This elaborate kitchen, chock full of Delft tile, has historical sources and a shocking “before.”
When NY designer Howard Slatkin renovated his Fifth Avenue apartment, his Extreme Decorating style was not excluded from the kitchen. Describing the iconic blue-and-white Delft tile on the ceiling and walls as a “wild mix,” he was hardly exaggerating.

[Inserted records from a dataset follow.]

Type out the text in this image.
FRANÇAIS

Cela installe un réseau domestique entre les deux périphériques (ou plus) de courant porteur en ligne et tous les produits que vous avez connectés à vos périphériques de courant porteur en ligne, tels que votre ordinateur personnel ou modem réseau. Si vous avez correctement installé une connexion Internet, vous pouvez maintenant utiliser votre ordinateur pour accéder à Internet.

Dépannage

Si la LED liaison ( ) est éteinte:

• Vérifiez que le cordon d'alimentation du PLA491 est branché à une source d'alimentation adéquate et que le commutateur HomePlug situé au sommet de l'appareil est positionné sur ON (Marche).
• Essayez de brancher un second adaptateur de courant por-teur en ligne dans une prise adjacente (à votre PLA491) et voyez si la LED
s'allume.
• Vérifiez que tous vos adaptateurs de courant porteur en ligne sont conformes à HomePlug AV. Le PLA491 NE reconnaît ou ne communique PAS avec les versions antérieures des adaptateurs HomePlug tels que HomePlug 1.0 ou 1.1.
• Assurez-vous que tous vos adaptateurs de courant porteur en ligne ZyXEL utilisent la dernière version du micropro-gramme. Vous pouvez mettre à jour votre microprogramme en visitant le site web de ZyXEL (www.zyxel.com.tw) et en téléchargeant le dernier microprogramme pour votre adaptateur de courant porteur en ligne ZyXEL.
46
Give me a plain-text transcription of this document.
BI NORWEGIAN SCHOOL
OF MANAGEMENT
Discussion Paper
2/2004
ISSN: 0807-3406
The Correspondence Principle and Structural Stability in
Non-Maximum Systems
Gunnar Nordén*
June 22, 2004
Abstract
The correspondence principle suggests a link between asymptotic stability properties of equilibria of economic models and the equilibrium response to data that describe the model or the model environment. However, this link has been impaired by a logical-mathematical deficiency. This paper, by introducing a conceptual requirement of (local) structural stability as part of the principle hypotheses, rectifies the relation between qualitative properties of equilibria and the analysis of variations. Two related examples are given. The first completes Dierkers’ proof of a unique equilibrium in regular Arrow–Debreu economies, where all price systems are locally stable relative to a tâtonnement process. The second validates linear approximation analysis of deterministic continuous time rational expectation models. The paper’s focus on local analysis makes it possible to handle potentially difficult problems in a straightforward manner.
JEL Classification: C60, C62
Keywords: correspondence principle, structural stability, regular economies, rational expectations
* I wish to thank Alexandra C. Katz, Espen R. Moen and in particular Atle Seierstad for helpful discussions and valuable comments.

While the kitchen’s footprint did not change, the result surely is a world away from this pre-reno mishmash that hardly looks like a kitchen at all. Kitchens like this one are still found in NYC apartments even at the most elegant addresses.
The Russian palace built by politician Aleksandr Menshikov is said to have inspired the kitchen — including this floor, which Slatkin likely sampled.
We also found a tile detail from Tsarskoye Selo (The Czar’s Village) palace of Catherine the Great in Pushkin, a St. Petersburg suburb — a building somewhat contemporary to Menshikov’s palace. Slatkin made the most of this iconic blue-and-white motif, using it also in the multi-arm Dutch brass chandelier and pottery displayed in the paint-decorated hutch. Dutch tiles are often are feature in historically significant European buildings — notably the French painter Claude Monet’s kitchen at Giverny.
The result is a timeless mix that swings from a strapping pro-range beneath a custom vent hood complete with finials, to a marble-topped antique breakfast table in the nook. And while the polychrome parquet floor underfoot was “beat up for patina and history” this kitchen qualifies as an extreme makeover in any century.